|...on a hilly street in Rothenburg ob der Tauber, Germany|
Although they eat substantial food (Nothing light and airy about German dishes.) plentifully served in restaurants and tantalizingly displayed in bakeries, the population exercises away any excess calories.
When hiking becomes boring, Germans take to their bikes. There are almost as many bikes on the road as cars, and innumerable special paths wend their way through lush countryside. Age is irrelevant--teenagers, seniors with gray hair and trifocals, and entire families with toddlers strapped on back seats believe in pedal power.
When Germans aren't eating or exercising, they must be raising flowers because we've seldom seen so many. Blooms decorate houses, climb around doorways, and even grow in former horse water troughs.

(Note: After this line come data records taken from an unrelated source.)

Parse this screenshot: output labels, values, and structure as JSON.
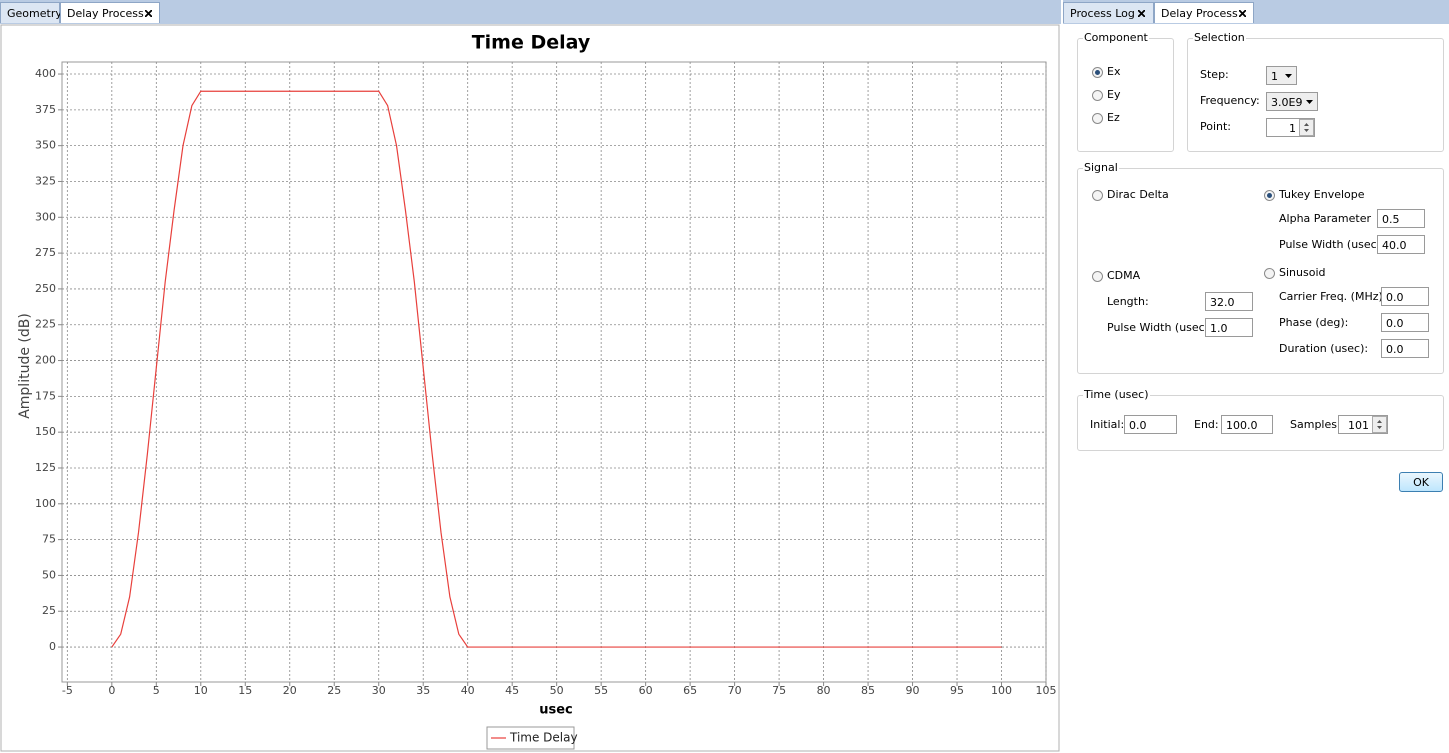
{
  "left_tabs": [
    "Geometry",
    "Delay Process"
  ],
  "right_tabs": [
    "Process Log",
    "Delay Process"
  ],
  "chart_data": {
    "type": "line",
    "title": "Time Delay",
    "x_label": "usec",
    "y_label": "Amplitude (dB)",
    "x": [
      0,
      1,
      2,
      3,
      4,
      5,
      6,
      7,
      8,
      9,
      10,
      11,
      12,
      13,
      14,
      15,
      16,
      17,
      18,
      19,
      20,
      21,
      22,
      23,
      24,
      25,
      26,
      27,
      28,
      29,
      30,
      31,
      32,
      33,
      34,
      35,
      36,
      37,
      38,
      39,
      40,
      41,
      42,
      43,
      44,
      45,
      46,
      47,
      48,
      49,
      50,
      51,
      52,
      53,
      54,
      55,
      56,
      57,
      58,
      59,
      60,
      61,
      62,
      63,
      64,
      65,
      66,
      67,
      68,
      69,
      70,
      71,
      72,
      73,
      74,
      75,
      76,
      77,
      78,
      79,
      80,
      81,
      82,
      83,
      84,
      85,
      86,
      87,
      88,
      89,
      90,
      91,
      92,
      93,
      94,
      95,
      96,
      97,
      98,
      99,
      100
    ],
    "series": [
      {
        "name": "Time Delay",
        "color": "#e8403c",
        "values": [
          0,
          9,
          35,
          80,
          135,
          195,
          255,
          305,
          350,
          378,
          388,
          388,
          388,
          388,
          388,
          388,
          388,
          388,
          388,
          388,
          388,
          388,
          388,
          388,
          388,
          388,
          388,
          388,
          388,
          388,
          388,
          378,
          350,
          305,
          255,
          195,
          135,
          80,
          35,
          9,
          0,
          0,
          0,
          0,
          0,
          0,
          0,
          0,
          0,
          0,
          0,
          0,
          0,
          0,
          0,
          0,
          0,
          0,
          0,
          0,
          0,
          0,
          0,
          0,
          0,
          0,
          0,
          0,
          0,
          0,
          0,
          0,
          0,
          0,
          0,
          0,
          0,
          0,
          0,
          0,
          0,
          0,
          0,
          0,
          0,
          0,
          0,
          0,
          0,
          0,
          0,
          0,
          0,
          0,
          0,
          0,
          0,
          0,
          0,
          0,
          0
        ]
      }
    ],
    "xlim": [
      -5.6,
      105
    ],
    "xticks": [
      -5,
      0,
      5,
      10,
      15,
      20,
      25,
      30,
      35,
      40,
      45,
      50,
      55,
      60,
      65,
      70,
      75,
      80,
      85,
      90,
      95,
      100,
      105
    ],
    "ylim": [
      -24.4,
      408.4
    ],
    "yticks": [
      0,
      25,
      50,
      75,
      100,
      125,
      150,
      175,
      200,
      225,
      250,
      275,
      300,
      325,
      350,
      375,
      400
    ],
    "grid": true,
    "legend": "bottom"
  },
  "form": {
    "component": {
      "title": "Component",
      "options": [
        "Ex",
        "Ey",
        "Ez"
      ],
      "selected": 0
    },
    "selection": {
      "title": "Selection",
      "step_label": "Step:",
      "step": "1",
      "frequency_label": "Frequency:",
      "frequency": "3.0E9",
      "point_label": "Point:",
      "point": "1"
    },
    "signal": {
      "title": "Signal",
      "options": [
        "Dirac Delta",
        "Tukey Envelope",
        "CDMA",
        "Sinusoid"
      ],
      "selected": 1,
      "alpha_label": "Alpha Parameter",
      "alpha": "0.5",
      "tukey_width_label": "Pulse Width (usec)",
      "tukey_width": "40.0",
      "length_label": "Length:",
      "length": "32.0",
      "cdma_width_label": "Pulse Width (usec):",
      "cdma_width": "1.0",
      "carrier_label": "Carrier Freq. (MHz):",
      "carrier": "0.0",
      "phase_label": "Phase (deg):",
      "phase": "0.0",
      "duration_label": "Duration (usec):",
      "duration": "0.0"
    },
    "time": {
      "title": "Time (usec)",
      "initial_label": "Initial:",
      "initial": "0.0",
      "end_label": "End:",
      "end": "100.0",
      "samples_label": "Samples:",
      "samples": "101"
    },
    "ok": "OK"
  }
}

Germans are so clever they're even raising a new crop no one else has ever heard of! We saw solar panels on almost every roof top, and there are entire fenced fields stretching for a half mile or more devoted to nothing but row after row of solar power. Germans will undoubtedly be ready when the government, spooked by the Fukushima nuclear disaster, closes the last nuclear power plant at the end of 2015.

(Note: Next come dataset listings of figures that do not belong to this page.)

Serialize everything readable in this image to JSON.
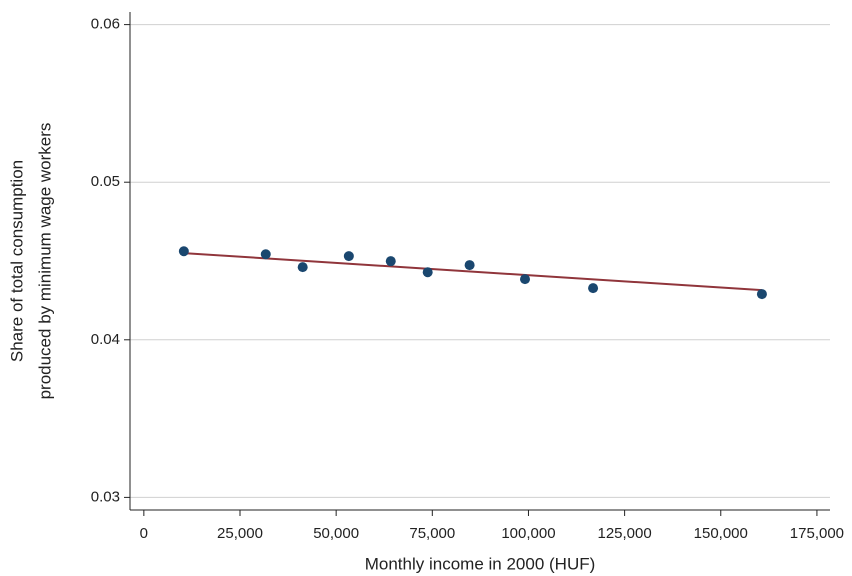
{
  "chart_data": {
    "type": "scatter",
    "x_label": "Monthly income in 2000 (HUF)",
    "y_label": [
      "Share of total consumption",
      "produced by minimum wage workers"
    ],
    "xlim": [
      -3600,
      178400
    ],
    "ylim": [
      0.0292,
      0.0608
    ],
    "xticks": [
      0,
      {
        "value": 25000,
        "label": "25,000"
      },
      {
        "value": 50000,
        "label": "50,000"
      },
      {
        "value": 75000,
        "label": "75,000"
      },
      {
        "value": 100000,
        "label": "100,000"
      },
      {
        "value": 125000,
        "label": "125,000"
      },
      {
        "value": 150000,
        "label": "150,000"
      },
      {
        "value": 175000,
        "label": "175,000"
      }
    ],
    "yticks": [
      0.03,
      0.04,
      0.05,
      0.06
    ],
    "grid": true,
    "series": [
      {
        "type": "scatter",
        "color": "#1a476f",
        "x": [
          10400,
          31700,
          41300,
          53300,
          64200,
          73800,
          84700,
          99100,
          116800,
          160700
        ],
        "values": [
          0.04562,
          0.04543,
          0.04461,
          0.04531,
          0.04499,
          0.04429,
          0.04474,
          0.04385,
          0.04328,
          0.0429
        ]
      },
      {
        "type": "line",
        "color": "#90353b",
        "x": [
          10400,
          160700
        ],
        "values": [
          0.0455,
          0.04315
        ]
      }
    ]
  }
}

But for all they do right, they get three things wrong. Don't bother waiting for the water to warm up in public restrooms anywhere in Germany--it never will. Only cold water is available.
Asking for plain tap water with a meal is often futile. The waiter will want to sell, for almost $5, bottled mineral or gas water, so persistence is required to get what you want. Even then, persistence doesn't always work. A waitress in a charming little inn in Rothernburg told me they had no water. David and I wondered how they washed dishes, but we knew better than to ask.